Il n’y a pas d’impact sur le risque ­d’incontinence de la méthode choisie.

La chirurgie d’excision pratiquée avec des outils comme le scalpel Harmonic® ou le Ligasure® réduit la morbidité par rapport à la chirurgie ouverte et à l’anopexie.

Conclusion

Au total on voit donc que le choix n’est jamais binaire. Ce qui explique la difficile systématisation des traitements par un arbre décisionnel. La prise en charge des hémorroïdes est un authentique problème complexe. C’est-à-dire que pour une situation donnée (le patient et sa qualité de vie), il existe plusieurs solutions applicables dont certaines sont contradictoires. Il n’existe pas de procédure analytique unique apportant une solution univoque. Pour réduire les aléas liés à des informations incomplètes, il faut donc regrouper les critères de choix qui ne peuvent se résumer à [prolapsus > 2 + échec du traitement médico-­instrumental]. Le problème est ­complexe mais pas nécessairement compliqué.
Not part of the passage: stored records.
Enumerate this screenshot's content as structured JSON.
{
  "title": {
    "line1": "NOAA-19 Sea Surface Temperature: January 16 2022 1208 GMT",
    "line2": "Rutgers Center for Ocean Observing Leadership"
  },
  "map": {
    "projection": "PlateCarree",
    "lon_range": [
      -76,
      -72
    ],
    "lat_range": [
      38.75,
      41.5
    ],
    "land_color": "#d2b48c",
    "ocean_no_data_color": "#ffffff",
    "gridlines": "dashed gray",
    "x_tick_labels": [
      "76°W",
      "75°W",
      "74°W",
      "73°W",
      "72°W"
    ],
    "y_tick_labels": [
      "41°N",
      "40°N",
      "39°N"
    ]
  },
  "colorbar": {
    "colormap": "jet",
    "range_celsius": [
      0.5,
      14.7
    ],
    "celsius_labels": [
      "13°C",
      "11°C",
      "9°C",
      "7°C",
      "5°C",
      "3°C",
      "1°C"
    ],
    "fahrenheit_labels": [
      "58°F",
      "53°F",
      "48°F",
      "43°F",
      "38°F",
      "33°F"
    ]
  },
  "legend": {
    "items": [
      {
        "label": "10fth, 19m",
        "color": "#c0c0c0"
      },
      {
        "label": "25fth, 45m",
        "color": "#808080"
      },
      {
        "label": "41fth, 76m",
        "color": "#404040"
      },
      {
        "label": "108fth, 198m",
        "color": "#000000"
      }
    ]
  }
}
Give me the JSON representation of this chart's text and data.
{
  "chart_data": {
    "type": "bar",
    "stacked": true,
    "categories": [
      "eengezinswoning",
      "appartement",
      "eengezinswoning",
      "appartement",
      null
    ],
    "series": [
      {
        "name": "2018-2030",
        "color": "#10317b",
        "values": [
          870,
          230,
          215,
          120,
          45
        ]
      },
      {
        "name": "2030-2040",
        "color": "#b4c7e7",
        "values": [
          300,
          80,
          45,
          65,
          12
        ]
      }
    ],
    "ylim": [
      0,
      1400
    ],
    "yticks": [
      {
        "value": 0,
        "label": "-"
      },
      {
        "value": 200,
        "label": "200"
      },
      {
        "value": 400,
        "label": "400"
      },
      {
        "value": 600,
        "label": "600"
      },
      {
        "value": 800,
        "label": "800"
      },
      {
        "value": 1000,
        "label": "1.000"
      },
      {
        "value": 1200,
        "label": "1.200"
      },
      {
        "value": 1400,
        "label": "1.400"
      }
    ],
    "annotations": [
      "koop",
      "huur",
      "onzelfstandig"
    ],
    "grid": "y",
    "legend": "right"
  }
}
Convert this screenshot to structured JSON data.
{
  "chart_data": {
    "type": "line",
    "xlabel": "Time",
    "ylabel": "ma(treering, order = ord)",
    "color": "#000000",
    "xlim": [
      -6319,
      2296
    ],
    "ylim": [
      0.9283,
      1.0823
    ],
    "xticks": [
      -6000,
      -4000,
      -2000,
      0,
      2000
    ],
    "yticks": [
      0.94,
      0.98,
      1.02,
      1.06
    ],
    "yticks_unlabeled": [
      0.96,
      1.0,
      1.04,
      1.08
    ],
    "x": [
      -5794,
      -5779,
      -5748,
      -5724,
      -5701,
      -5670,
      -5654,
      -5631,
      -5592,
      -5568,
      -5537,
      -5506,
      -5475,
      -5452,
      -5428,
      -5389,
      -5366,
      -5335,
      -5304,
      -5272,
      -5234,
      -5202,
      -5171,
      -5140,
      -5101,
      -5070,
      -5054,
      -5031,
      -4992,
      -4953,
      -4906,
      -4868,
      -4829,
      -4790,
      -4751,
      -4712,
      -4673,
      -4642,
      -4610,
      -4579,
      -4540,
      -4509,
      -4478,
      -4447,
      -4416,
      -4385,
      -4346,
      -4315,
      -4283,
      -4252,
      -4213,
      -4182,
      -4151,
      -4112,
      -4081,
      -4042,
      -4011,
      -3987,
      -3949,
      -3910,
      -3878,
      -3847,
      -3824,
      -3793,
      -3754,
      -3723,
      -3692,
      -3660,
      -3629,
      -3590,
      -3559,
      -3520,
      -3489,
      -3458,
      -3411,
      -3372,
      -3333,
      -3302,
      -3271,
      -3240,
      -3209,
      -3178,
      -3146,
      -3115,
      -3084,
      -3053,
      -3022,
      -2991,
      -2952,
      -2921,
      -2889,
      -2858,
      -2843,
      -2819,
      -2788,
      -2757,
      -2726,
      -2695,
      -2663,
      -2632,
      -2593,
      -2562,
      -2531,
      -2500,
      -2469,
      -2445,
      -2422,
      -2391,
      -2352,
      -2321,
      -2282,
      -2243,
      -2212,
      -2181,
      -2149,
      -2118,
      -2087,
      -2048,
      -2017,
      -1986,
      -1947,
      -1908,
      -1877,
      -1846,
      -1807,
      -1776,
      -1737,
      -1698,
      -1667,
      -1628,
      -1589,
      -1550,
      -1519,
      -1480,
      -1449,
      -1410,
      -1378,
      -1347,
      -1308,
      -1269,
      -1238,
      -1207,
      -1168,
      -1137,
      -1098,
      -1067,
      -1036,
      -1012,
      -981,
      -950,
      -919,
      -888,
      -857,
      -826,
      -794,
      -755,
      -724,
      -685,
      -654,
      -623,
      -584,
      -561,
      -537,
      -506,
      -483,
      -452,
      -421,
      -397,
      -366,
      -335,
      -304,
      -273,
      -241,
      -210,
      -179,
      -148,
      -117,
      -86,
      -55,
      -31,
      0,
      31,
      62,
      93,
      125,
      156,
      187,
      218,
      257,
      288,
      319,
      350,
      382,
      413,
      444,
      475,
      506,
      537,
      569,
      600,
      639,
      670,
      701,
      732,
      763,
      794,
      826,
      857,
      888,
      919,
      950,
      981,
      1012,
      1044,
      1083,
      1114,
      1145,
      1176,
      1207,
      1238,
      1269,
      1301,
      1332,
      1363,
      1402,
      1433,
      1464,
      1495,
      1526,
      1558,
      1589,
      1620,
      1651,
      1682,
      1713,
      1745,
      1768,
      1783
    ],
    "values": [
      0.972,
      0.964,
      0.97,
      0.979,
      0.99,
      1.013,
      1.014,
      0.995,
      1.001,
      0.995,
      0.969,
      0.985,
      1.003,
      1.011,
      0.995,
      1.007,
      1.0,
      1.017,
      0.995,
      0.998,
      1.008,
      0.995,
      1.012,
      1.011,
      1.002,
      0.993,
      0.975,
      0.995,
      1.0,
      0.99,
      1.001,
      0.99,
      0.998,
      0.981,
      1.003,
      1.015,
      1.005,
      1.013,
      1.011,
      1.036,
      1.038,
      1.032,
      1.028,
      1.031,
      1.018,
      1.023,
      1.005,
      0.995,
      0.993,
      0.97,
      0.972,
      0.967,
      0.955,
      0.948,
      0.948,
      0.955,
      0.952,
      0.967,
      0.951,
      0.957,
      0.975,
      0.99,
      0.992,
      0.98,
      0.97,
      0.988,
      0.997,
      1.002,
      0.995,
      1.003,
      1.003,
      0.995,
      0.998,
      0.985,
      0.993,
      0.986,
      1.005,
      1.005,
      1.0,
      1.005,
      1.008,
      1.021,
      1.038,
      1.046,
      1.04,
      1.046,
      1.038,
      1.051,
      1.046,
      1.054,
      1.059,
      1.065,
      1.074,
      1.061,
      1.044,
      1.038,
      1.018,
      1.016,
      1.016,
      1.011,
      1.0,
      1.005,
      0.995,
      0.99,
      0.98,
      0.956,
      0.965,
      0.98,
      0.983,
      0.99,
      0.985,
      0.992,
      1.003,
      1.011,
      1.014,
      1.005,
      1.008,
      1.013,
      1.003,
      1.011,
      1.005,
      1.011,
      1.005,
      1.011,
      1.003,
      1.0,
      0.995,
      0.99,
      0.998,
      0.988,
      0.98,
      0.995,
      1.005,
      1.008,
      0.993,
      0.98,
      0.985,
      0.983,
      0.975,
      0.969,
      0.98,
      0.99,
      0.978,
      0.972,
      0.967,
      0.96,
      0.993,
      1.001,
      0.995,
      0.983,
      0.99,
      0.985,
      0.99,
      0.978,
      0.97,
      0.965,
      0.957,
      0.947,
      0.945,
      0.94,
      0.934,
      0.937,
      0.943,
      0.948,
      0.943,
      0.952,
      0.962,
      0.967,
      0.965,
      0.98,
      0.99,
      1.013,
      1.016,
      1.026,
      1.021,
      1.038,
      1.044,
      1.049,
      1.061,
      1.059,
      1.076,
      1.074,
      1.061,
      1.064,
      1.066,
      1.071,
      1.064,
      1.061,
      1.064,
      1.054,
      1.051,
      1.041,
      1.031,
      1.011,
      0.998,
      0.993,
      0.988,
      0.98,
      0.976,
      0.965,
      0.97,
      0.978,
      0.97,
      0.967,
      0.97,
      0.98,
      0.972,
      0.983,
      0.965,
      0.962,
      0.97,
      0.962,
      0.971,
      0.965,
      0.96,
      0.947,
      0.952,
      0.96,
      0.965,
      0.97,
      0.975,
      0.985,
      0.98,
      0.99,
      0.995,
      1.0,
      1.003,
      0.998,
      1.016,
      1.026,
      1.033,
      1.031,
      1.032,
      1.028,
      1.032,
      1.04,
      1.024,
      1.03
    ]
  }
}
Ces critères sont résumés dans le tableau III. La hiérarchisation de ces objectifs avec le patient permet alors de choisir la procédure la mieux adaptée.

La nature du symptômes :

  • prolapsus
  • saignement
  • autre (inconfort, suintement sans incontinence, prurit ?)
  • et donc la nature des hémorroïdes impliquées : externe et/ou internes.
L’efficacité des traitements préalables
Le terrain (en dehors des facteurs de risque non spécifique de mauvais résultats chirurgicaux comme le diabète, l’obésité, la non compliance aux instructions) :

  • les anticoagulants
  • l’incontinence avérée ou latente
  • les pathologies associées
La demande du patient :

  • traitement à visée radicale (définitive)
  • composante esthétique
  • présence d’une sexualité anale
  • minimisation d’un effet secondaire (douleurs)
  • minimisation de l’immobilisation
L’histoire naturelle de la maladie chez le patient :

  • notamment l’existence de thromboses externes
  • l’âge du patient
L’efficacité et la morbidité « prévisible » de la méthode retenue

Tableau III. Les critères de choix des armes

L’avenir

Le développement d’une technique universelle n’est pas encore à l’ordre du jour. La technique qui constitue actuellement la modernité est la coagulation par cavitation des plexus internes, soit par laser soit par radio fréquence. Appliquée sur plusieurs centaines de patients, elle n’a pas à ce jour donné lieu à une publication à fort niveau de preuve. Ses limites sont là encore la prise en charge uniquement de la maladie interne ; uniquement des grades 3, voire 2, et pas des grades 4 ; la recherche principale d’une plus grande simplicité et d’une plus grande rapidité et non d’une efficacité supérieure. Compte tenu de l’arsenal déjà disponible, il faudra qu’elle soit comparée à la ligature élastique et au THD/anopexie avant de pouvoir en faire un standard.

L’ambulatoire

Toute la chirurgie hémorroïdaire est réalisable en ambulatoire [18]. Le frein principal à la généralisation est organisationnel ; en dehors bien sur de contre-indications qui ne sont pas spécifiques à la chirurgie hémorroïdaire. Les principales causes de l’échec et donc du maintien du patient dans l’unité ambulatoire ou de son retour précoce sont la rétention urinaire, une douleur mal contrôlée par le protocole standard et les saignements précoces. La ligature artérielle doppler est la technique qui a le plus faible taux d’échec.